⌲ PRISONERSde Denis Villeneuve avec Hugh Jackman, Jake Gyllenhaal, Viola Davis, Maria Bello, Melissa Leo, Terrance Howard, Paul Dano.
Histoire: Dans la banlieue de Boston, deux fillettes de 6 ans, Anna et Joy, ont disparu. Le détective Loki privilégie la thèse du kidnapping suite au témoignage de Keller, le père d’Anna. Le suspect numéro 1 est rapidement arrêté mais est relâché quelques jours plus tard faute de preuve, entrainant la fureur de Keller. Aveuglé par sa douleur, le père dévasté se lance alors dans une course contre la montre pour retrouver les enfants disparus. De son côté, Loki essaie de trouver des indices pour arrêter le coupable avant que Keller ne commette l’irréparable… Les jours passent et les chances de retrouver les fillettes s’amenuisent…
Voilà un film qui répond à toutes les attentes, qui justifie toutes ses comparaisons et ses compliments.
Qui justifie son titre avant toute chose. Car Prisoners est un titre évocateur qui porte plusieurs sens. Prisonniers, tous les personnages le sont plus ou moins, directement ou indirectement. Prisonniers de quelqu'un d'autre de qui ils dépendent de leur vie, prisonniers de leurs croyances, prisonniers de leur colère, de leurs frustrations qui surpassent à un moment donné leurs principes moraux, leur intégrité. Il y a un jeu de miroirs, de glaces qui renvoient un reflet qui montre une autre facette de l'humanité que vous pensez avoir. Les personnages sont tour à tour prisonniers, bourreaux, victimes, coupables, tout ça se brouille et la vérité est quasiment impossible à percevoir. Qu'est ce qui est bon, juste, et tout est-il relatif selon la position qu'on occupe ?
Prisoners est un film complexe filmé avec justesse, froideur, recul. Quand on a Roger Deakins (Fargo, No Country for Old Men, Skyfall) comme chef op', ça facilite déjà pas mal de choses. La photo est superbe, et notre ami Denis Villeneuve (que je découvre pleinement, ici) n'est pas non plus un manche derrière la caméra. Il dirige ses acteurs avec une justesse implacable et absolument tout le casting est au top, voir au delà. Par là j'entends Jake Gyllenhaal qui prouve une fois de plus qu'il est l'un des plus doués de sa génération. Certes, Hugh Jackman a tendance à tirer la couverture mais dans un autre registre, Gyllenhaal, qui campe un détective ultrafocus au look de serial killer fétichiste, maîtrise parfaitement son sujet, plante son regard bleu là où il faut, quand il faut et avec une précision chirurgicale. Le cadre joue beaucoup avec son visage et s'en sert pour animer le récit jusqu'au bout. Le scénario est tenu de bout en bout, je défie quiconque de prédire la fin et de traiter le film de prévisible.
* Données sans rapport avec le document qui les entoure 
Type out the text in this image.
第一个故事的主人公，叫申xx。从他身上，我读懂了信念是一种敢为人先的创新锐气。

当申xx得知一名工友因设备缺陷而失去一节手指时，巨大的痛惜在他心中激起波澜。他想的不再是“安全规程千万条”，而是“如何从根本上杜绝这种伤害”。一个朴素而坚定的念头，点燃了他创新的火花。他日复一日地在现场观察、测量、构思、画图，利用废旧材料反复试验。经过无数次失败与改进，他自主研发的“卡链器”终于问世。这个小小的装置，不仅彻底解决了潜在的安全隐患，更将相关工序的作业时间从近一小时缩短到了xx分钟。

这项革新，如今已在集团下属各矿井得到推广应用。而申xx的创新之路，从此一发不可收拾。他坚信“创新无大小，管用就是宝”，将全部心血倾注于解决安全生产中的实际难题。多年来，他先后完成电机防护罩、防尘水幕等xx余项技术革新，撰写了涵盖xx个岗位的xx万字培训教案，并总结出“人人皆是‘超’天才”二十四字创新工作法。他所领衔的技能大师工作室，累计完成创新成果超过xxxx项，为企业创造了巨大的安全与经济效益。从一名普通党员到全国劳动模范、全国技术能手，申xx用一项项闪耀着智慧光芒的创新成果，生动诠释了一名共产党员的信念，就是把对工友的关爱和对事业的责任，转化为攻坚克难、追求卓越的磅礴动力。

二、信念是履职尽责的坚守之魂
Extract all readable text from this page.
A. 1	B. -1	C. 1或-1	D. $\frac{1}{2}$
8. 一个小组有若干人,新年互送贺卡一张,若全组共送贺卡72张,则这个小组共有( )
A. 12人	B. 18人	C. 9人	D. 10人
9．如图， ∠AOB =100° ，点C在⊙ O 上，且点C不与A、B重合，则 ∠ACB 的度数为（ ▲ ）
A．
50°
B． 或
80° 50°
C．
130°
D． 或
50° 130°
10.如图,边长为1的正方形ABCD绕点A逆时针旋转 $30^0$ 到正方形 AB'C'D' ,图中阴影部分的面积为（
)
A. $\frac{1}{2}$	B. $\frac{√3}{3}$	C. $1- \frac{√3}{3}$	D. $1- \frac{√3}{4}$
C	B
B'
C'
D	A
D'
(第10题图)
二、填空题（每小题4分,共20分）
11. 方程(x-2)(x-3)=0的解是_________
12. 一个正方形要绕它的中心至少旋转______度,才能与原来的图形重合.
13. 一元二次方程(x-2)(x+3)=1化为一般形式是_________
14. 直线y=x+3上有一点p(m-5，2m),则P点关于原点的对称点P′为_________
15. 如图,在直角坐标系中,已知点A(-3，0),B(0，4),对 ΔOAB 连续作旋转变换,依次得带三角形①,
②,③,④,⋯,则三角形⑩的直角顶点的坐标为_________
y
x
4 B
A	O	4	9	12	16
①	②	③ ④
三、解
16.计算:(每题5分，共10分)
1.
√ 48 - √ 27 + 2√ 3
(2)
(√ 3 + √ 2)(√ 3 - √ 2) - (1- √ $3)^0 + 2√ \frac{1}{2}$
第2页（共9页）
Il y a une sorte de faux rythme très séduisant qui fait, c'est vrai, penser à Zodiac de Fincher, d'ailleurs le côté implacable et froid de la réalisation fait beaucoup écho au metteur en scène de The Social Network. Certes, à quelques moments, l'histoire aurait pu plus faire confiance à son inspecteur, accélérer un peu le processus, ça peut paraître à certains endroits quelque peu attentiste, mais ça fait partie du charme de Prisoners. Pareil, on aurait aimé un peu plus de fougue dans certains plans, il y a des scènes qui sont coupées au mauvais endroit et qui créent une frustration, mais ça c'est de l’exigence devant un matériau qui l'est déjà tout autant.
Le film a une petite étincelle qui le met au dessus de bien d'autres cette année, possède une maîtrise qui force le respect et le place dans les meilleurs thrillers de ces dernières années. Bref, Prisoners est un film à voir, car à la hauteur de la réput' qu'il commence à se faire, et d'une subtilité inattendue.